Второе обстоятельство — поведение коров. Несчастные по виду, худые, некоторые — вконец изможденные, нечищеные, коровы, тем не менее, были в остальном нормальны: как и Линеар, они не проявляли никакого беспокойства, даже не стоя, а лежа по стойлам, как если бы ничего ужасного на ферме не происходило. Никаких испуганных мычаний — ничего! А ведь если бы, скажем, прямо у них на глазах убивали одну из товарок, вели бы они себя совсем по-другому!
— Ничего не понимаю… — Петр Васильевич. — Такого просто не может быть!
— А где же Лидия Захаровна? — вдруг спросил Константин. — Неужто она ничего не слышала?
Лидией Захаровной звали купеческую вдову. И это — ее отсутствие и во дворе, и на ферме — было уже третьим внезапно открывшимся и очень странным обстоятельством.
— Гм… — пробормотал Петр Васильевич.
— Идемте! — решительно предложил Михаил Георгиевич.
Впрочем, уже не только он, но и Петр Васильевич, и Константин заметно расслабились: под давлением множившихся загадок еще вот только что терзавший их ужас отступил.
Освещая путь импровизированным факелом из скрученного трубочкой листа, они всё дальше продвигались вглубь фермы и, наконец, дошли до источника частого и настолько же необычно громкого дыхания, насколько необычно громким и продолжительным был несшийся ранее вой.
— Матерь Божья! — воскликнул Петр Васильевич и стремительно бросился вперед.
Константин — с отвисшей челюстью — остолбенел.

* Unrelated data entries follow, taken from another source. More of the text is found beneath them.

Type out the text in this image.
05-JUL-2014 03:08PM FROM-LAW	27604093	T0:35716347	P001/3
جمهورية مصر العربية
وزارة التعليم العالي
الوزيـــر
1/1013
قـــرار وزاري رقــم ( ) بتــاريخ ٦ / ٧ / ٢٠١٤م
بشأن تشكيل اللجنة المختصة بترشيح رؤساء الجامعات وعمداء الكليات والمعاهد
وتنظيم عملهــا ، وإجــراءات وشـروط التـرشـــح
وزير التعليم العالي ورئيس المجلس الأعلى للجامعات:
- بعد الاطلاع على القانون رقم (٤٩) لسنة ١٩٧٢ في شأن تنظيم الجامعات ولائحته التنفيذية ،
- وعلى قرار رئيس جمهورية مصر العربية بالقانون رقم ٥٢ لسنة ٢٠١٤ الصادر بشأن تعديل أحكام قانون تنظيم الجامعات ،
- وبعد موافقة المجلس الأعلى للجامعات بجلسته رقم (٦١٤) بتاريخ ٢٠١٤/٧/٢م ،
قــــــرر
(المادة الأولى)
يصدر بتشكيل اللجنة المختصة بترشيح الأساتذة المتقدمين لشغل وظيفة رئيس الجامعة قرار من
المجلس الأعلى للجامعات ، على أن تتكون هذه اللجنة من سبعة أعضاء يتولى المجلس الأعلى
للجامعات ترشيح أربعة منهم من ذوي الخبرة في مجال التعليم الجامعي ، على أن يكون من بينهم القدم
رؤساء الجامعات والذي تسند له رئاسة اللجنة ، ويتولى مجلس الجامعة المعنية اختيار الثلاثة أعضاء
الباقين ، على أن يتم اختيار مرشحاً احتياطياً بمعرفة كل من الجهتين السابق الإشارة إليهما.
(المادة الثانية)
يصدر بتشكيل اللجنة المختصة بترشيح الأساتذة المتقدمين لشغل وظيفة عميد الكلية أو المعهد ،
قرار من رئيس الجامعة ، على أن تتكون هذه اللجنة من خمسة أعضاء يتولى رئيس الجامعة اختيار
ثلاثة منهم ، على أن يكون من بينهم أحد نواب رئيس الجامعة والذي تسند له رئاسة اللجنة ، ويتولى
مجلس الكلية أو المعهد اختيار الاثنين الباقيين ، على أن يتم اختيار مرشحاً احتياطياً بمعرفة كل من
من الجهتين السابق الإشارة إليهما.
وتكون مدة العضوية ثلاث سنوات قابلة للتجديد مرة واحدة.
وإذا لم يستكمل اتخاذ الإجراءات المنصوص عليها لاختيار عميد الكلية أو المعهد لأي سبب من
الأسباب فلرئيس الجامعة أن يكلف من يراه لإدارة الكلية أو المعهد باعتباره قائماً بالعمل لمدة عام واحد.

Михаил Георгиевич, из-за фантазии, рисовавшей кошмары один другого страшнее, не ожидавший увидеть ничего подобного, тоже — как и Константин — на какой-то миг растерялся, но потом, догоняя Петра Васильевича, ускорил шаг, уже не обращая внимания на потоки крови и не стараясь их обойти.
В опубликованной заметке человека, подписавшегося Сушкиным, этот момент был выделен особо: в полный драматизма абзац, заставивший сердце замереть и сжаться, а после и вовсе — ухнуть к пяткам.
В докладной записке Вадима Арнольдовича Гесса — он прибыл чуть позже — резюмировалось сухо и сдержанно: «поплатился за нечистоплотность».
В собственноручном рапорте Можайского деталей было больше, а слог изложения — живее, но единственной по-настоящему яркой подробностью было вот это: «помощник мой доложил: доски разметало на обширном пространстве, одна из них — какою-то скобой; возможно, обломком обруча — зацепилась даже за имевшуюся под потолком осветительную балку. По балке этой на ферме проложена проводка для электрического освещения, а также — подвешены лампы. Доска разорвала проводку и, повиснув, грозилась упасть на голову, что стало бы для потерпевшего катастрофой!»
Отчеты городовых и околоточных сбивчивы, но красочны: рапорту Можайского до них далеко.
«Я выпачкался с ног до головы, — писал один из полицейских, — покамест пробирался по коровнику. Это разозлило меня (жаль было сапог и так же забрызганных штанов), но всякая злость прошла, едва я увидел его: он был в дерьме похлеще меня, самым натуральным образом — в коровьем навозе, каковой навоз облепил его от самой макушки. Несло же от него так, что мне сделалось брезгливо…»
«Петров, — это уже околоточный, — стоял с такой физиономией, что мое терпение лопнуло. Я и раньше полагал подать на него рапорт — совсем бестолковый человек! Но как только я увидел то, что заставило Петрова оплошать, мое мнение переменилось, и теперь я прошу никаких мер к нему не принимать!»
Решение же мирового судьи, на рассмотрение которого — через пару дней — поступило дело, изумляет своими формулировками, мягко говоря, далекими от юриспруденции. Мы не станем цитировать всё постановление, но выдержку из него приведем:
«…из чего несомненно следует, что причиной несчастья стало злодейское намерение — равно и нелепое, и смешное. Анекдотичность ситуации заключается в том, что потерпевший стал таковым по собственному небрежению даже к основам воровского ремесла, ведь это ремесло оказалось для него в диковинку. Суд возмущен представленным делом: большей нелепицы ему не приходилось рассматривать! С другой стороны, достаточной компенсацией за напрасную трату общественного времени суд полагает те смех, и корчи, и слезы из глаз, которые обуяли собравшуюся публику и не оставляли ее до самого конца заседания!»